Why so much dislike for Halloween in Poland? Posted by Kasia on Oct 30, 2018 in Religion
Recently a lot of my “Facebook friends” have been posting and sharing different messages about Halloween in Poland. Most of them are against this holiday…
Halloween originated with the ancient Celtic festival of Samhain, when people would light bonfires and wear costumes to ward off ghosts. In the eighth century, Pope Gregory III designated November 1 as a time to honor all saints. Soon, All Saints Day incorporated some of the traditions of Samhain. The evening before was known as All Hallows Eve, and later Halloween.

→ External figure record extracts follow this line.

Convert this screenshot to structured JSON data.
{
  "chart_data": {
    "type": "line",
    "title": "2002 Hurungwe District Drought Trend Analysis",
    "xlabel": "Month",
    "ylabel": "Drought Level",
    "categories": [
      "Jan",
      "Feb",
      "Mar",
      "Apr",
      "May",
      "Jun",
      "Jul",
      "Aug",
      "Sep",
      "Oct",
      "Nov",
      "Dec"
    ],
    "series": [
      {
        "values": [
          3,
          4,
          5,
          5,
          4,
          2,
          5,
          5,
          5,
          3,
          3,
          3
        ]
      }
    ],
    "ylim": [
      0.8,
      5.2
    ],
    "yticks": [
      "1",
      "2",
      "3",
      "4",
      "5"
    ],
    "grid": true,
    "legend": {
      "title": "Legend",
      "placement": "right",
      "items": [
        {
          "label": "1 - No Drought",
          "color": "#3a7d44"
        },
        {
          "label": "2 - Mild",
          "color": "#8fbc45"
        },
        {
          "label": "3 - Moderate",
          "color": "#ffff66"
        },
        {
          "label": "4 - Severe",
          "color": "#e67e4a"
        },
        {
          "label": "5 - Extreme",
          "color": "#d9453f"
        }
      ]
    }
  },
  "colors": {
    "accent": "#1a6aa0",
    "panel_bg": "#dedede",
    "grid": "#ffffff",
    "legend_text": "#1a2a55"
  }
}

Over time, Halloween evolved into a day of activities like trick-or-treating, carving jack-o-lanterns, festive gatherings, donning costumes and eating sweet treats.

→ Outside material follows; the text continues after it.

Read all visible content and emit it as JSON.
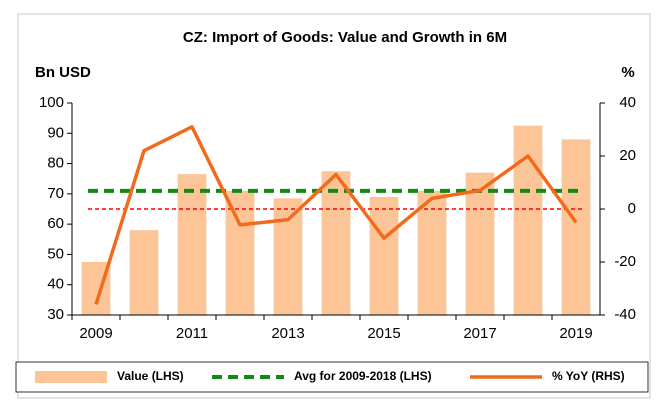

Many celebrate Halloween on the night of 31st October, but the Roman Catholic Church in Poland opposes Halloween and its celebration. The All Saints’ Day and the All Souls’ Day are more important for Polish Catholics. However, many young people have been celebrating Halloween in Poland for some years.

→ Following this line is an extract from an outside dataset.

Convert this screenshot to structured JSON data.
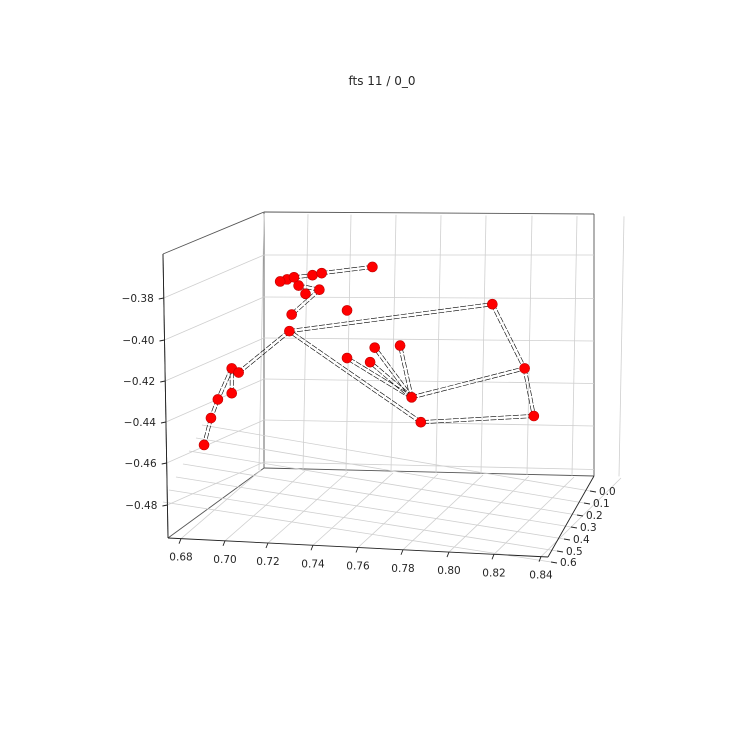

The reason for this aversion towards Halloween probably derives from the traditional christian character of Poland – in the past dressing up as ghosts and monsters was considered a dangerous pagan ritual. That belief has been passed on though the ages and has stuck deeply in the conscience of the Poles. Fortunately, as the world becomes more and more of a „global village”, we start to notice that celebrating Halloween couldn’t be further from being a mockery of the dead. In fact, it constitutes mainly of great fun for both children and adults.
In my opinion there’s nothing wrong with putting on a costume, trick-or-treating, and enjoying the company of your friends and family.